Cuando uno llega
a ese momento, sabe de repente que, impotente para acrecentar la fiebre de lo
que está viviendo, o incluso incapaz de perpetuarla, esa fiebre va a morir. Uno
llora de antemano, bruscamente, para sus adentros, en una esquina de la calle, deprisa
y corriendo, atemorizado por la posibilidad de atraer la desgracia sobre sí,
pero también por profilaxia, con la esperanza de despistar o retrasar al
destino.
Sólo amamos una
vez. Y no somos conscientes de la única vez que amamos, porque la estamos
descubriendo.
Descubrir y reconocer no determinan regímenes semejantes. Descubrir y
reconocer son como nacer y envejecer. A partir de ese instante de máxima altura
que imagino como el desbordamiento de un río (como levantarse de la cama), todo
lo que está a punto de ocurrir ya no desvela nada, pero lo recuerda todo.

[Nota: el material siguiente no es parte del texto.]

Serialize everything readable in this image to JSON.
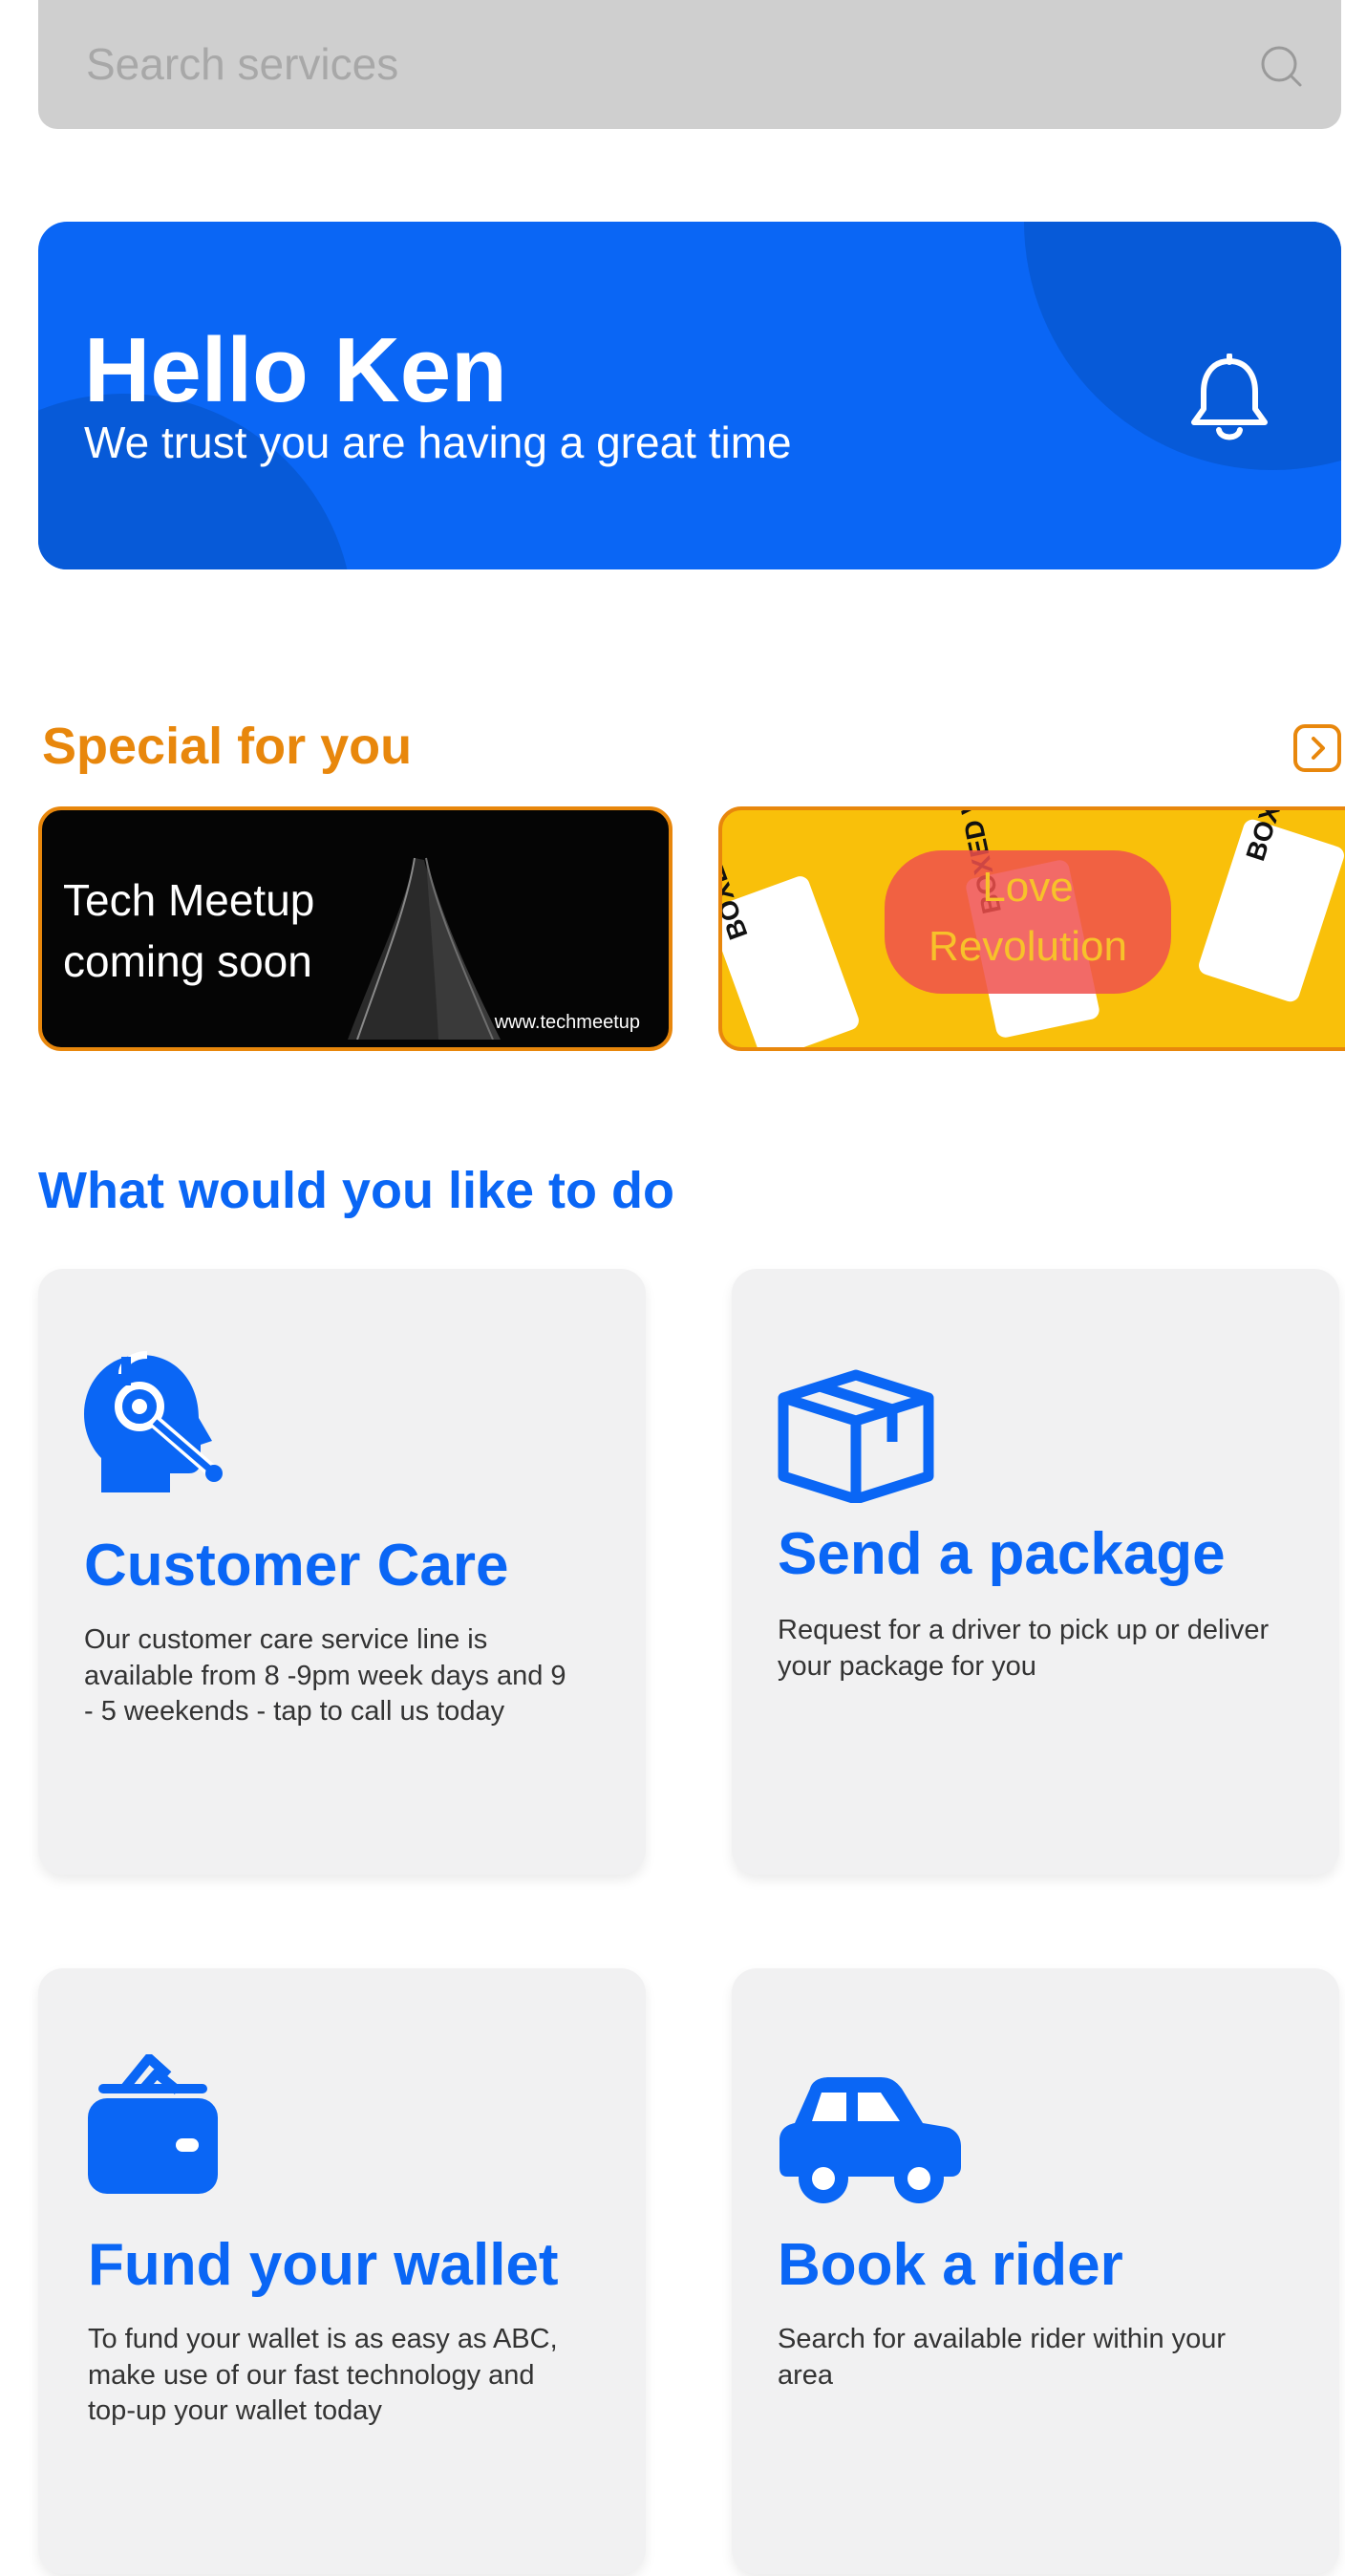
{
  "search": {
    "placeholder": "Search services",
    "icon": "search-icon"
  },
  "hero": {
    "greeting": "Hello Ken",
    "subtitle": "We trust you are having a great time",
    "icon": "bell-icon",
    "color": "#0a66f5"
  },
  "special": {
    "title": "Special for you",
    "accent": "#e8870c",
    "next_icon": "chevron-right-icon",
    "promos": [
      {
        "title": "Tech Meetup coming soon",
        "url": "www.techmeetup"
      },
      {
        "title": "Love Revolution",
        "brand": "BOXED WATER"
      }
    ]
  },
  "actions": {
    "title": "What would you like to do",
    "cards": [
      {
        "icon": "customer-support-icon",
        "title": "Customer Care",
        "description": "Our customer care service line is available from 8 -9pm week days and 9 - 5 weekends - tap to call us today"
      },
      {
        "icon": "package-icon",
        "title": "Send a package",
        "description": "Request for a driver to pick up or deliver your package for you"
      },
      {
        "icon": "wallet-icon",
        "title": "Fund your wallet",
        "description": "To fund your wallet is as easy as ABC, make use of our fast technology and top-up your wallet today"
      },
      {
        "icon": "car-icon",
        "title": "Book a rider",
        "description": "Search for available rider within your area"
      }
    ]
  }
}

Reconocer es un régimen tan terrible pero aún más fascinado de lo que
puede llegar a serlo el fulgor del flechazo, y todavía más despótico.
Pasar de la pasión al amor es una ordalía.
Es una peligrosa travesía, porque la elección a la que nos expone es radical:
ora azarosa, ora mortal.
Aprender era un placer intenso. Aprender equivalía a nacer. Se tenga la
edad que se tenga, el cuerpo experimenta entonces una especie de expansión.
De repente la sangre fluye mejor en el cerebro, detrás de los ojos, en
las yemas de los dedos, en la parte superior del torso, en la parte baja del
vientre, en todas partes.
El universo se dilata: de pronto se abre una puerta donde no había
puerta alguna y el cuerpo se abre con esa misma puerta.
El cuerpo antiguo se convierte en otro cuerpo. Un país desconocido se
extiende o avanza a toda velocidad y crecemos con lo que crece. Todo lo
conocido cobra un nuevo sentido, atrae una nueva luz, y todo lo que hemos
abandonado regresa de repente a la nueva tierra con un nuevo relieve todavía
inexpresable, porque no era posible preverlo.
Desafíos que no conciernen a nadie se descubren de pronto en el azar de
una consecuencia que no habíamos buscado. Eso es aprender. Caen las barreras y,
al caer, desaparecen las distancias. Eso es aprender. La oscuridad del bosque
se desvanece. Aumenta el recorrido del viaje.
No hay que enseñar a quien no tiene alegría de aprender.
Apasionarse por lo que es otro, amar, aprender, es lo mismo.
Negándonos a
explicarnos, tal vez evitábamos caer en las redes que despliega el lenguaje, en
sus reglas de juego codificadas, pueriles, escolares, agonísticas, retóricas,
autoritarias, demostrativas. Así nos libraríamos de la trampa donde la relación
de fuerzas de los saberes y la guerra de posición de las edades prevalecían,
imperceptiblemente, sobre la transmisión de la emoción.
Yo tenía miedo de reunirme con la mujer que amaba. Todos los hombres
desean ese miedo.
Su deseo es su miedo.
¿Qué lazo existe entre los seres que hablan? Sólo la nada, el sentido,
la esperanza semántica, la melancolía.
¿ Qué lazo hay entre los seres vivos sexuados, que nacen y mueren, que
se renuevan mediante la muerte personal y a través de una escena que no es
visible para ellos? Ni la palabra sola, que los convertiría en fantasmas, ni la
muerte sola, que los convertiría en cadáveres, ni el goce masculino del
apareamiento, que los convertiría en animales.
Queda el amor. Eso es el amor: ese resto indecible que no puede
mostrarse. De ahí vienen los dos tabúes del lenguaje y de la luz.
Indecible: el lenguaje está prohibido.
Que no puede mostrarse: lo visible es tabú.